Build modular and pluggable architecture with a platform mindset to enable easier access and integration across the ecosystem.
Measure the value derived by the various participants in the ecosystem through analytics.
Ensure the ability to accommodate the different pace of adoption of the platform model by various ecosystem players.
Build the capability to rapidly attract customers.
Adopt agile methodologies as it is a key component for success, along with close collaboration with other ecosystem players.
Ensure effective coordination between ecosystem players, aligning resources, priorities, and objectives.
However, a note of caution: embedded insurance may not represent large revenue streams overall, at least initially, but agility can create novel revenue streams while simultaneously pleasing a fast-moving transactional customer base. It should also be noted that embedded insurance, while largely transactional in nature, still creates a new customer base for which other products and services can be developed and relationships strengthened.
Embedded insurance requires a mindset shift – from scarcity to abundance.
In an industry weighed down by legacy systems and traditional practices, embedded insurance creates a space for innovation and the creation of new, streamlined products. By moving marketing and frontline billing to digital channels, insurance companies now have a golden opportunity to test, revise, and perfect products, make better risk assessments, and potentially reinvest these learnings back into their traditional products.

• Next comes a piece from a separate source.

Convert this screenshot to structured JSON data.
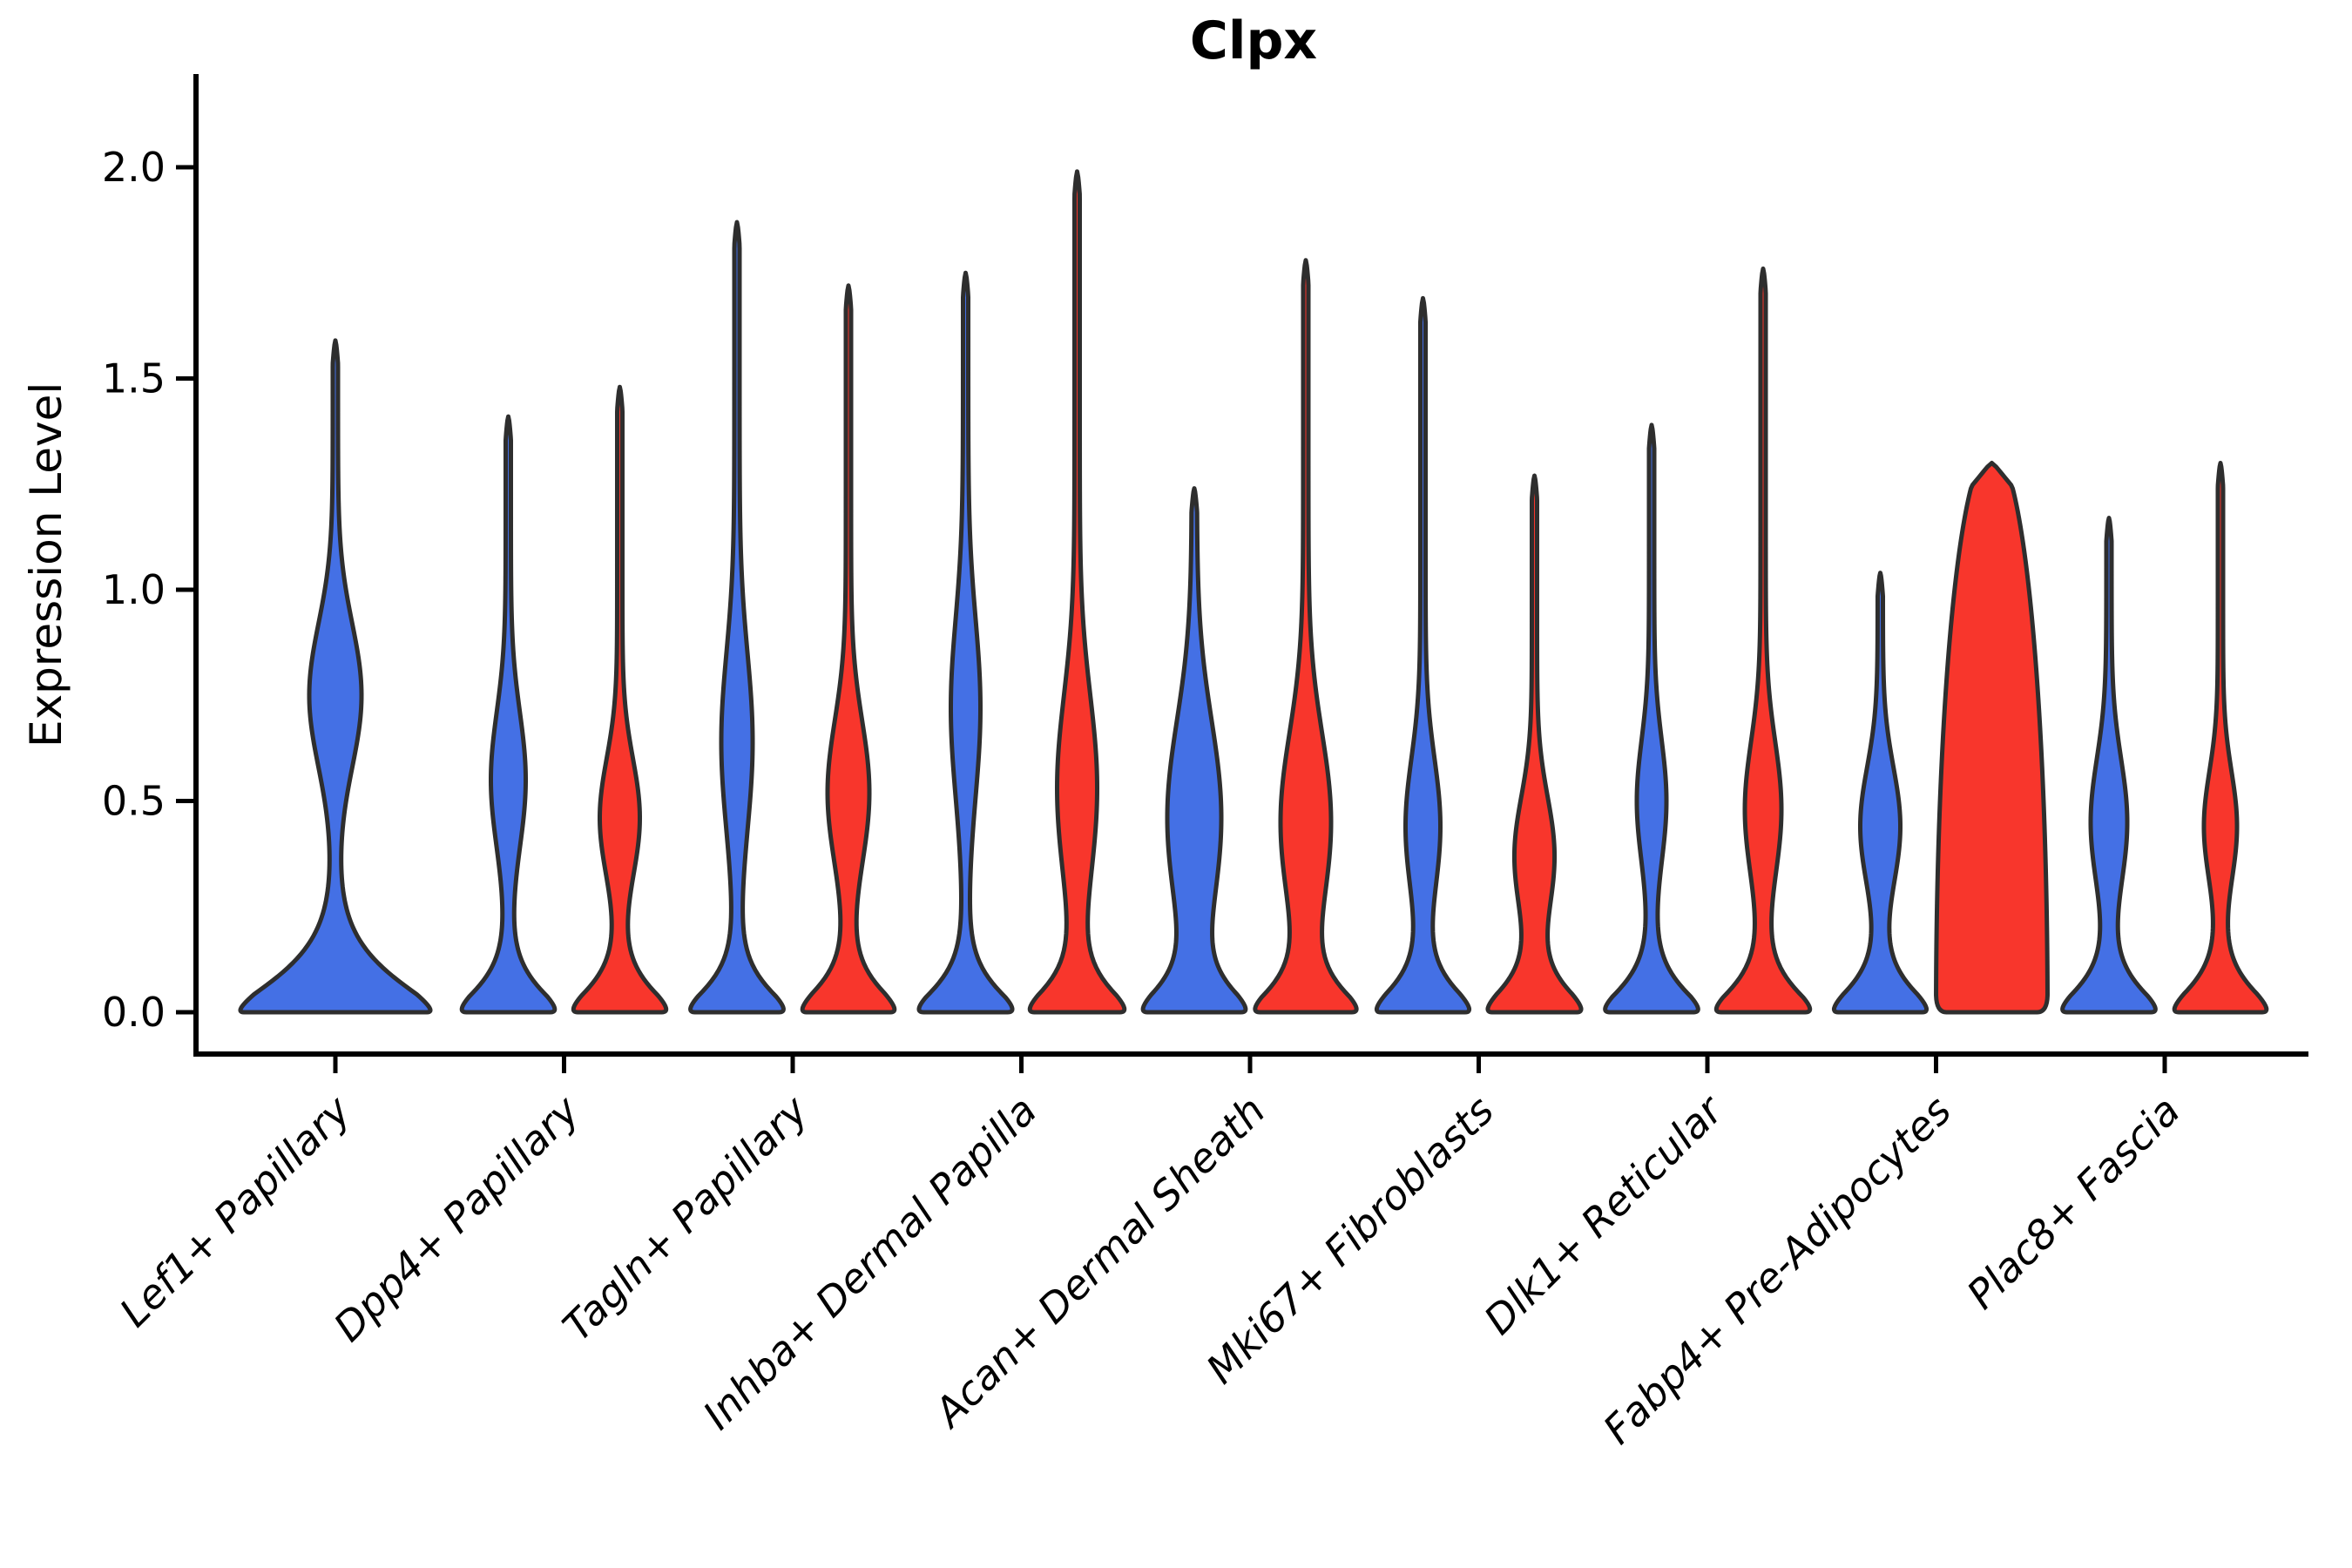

Nothing can stop an idea whose time has come, and embedded insurance has the potential to transform the insurance industry significantly in the coming years. At the convergence point of technology, incumbent insurers, and a new generation of customers, the stage is set for a new embedded insurance approach—one that provides a win-win, low-cost distribution to an unlimited number of customers in real-time and at scale. Insurers must take action to build the requisite insurance-as-a-service platform and digital capabilities to capitalize on this opportunity.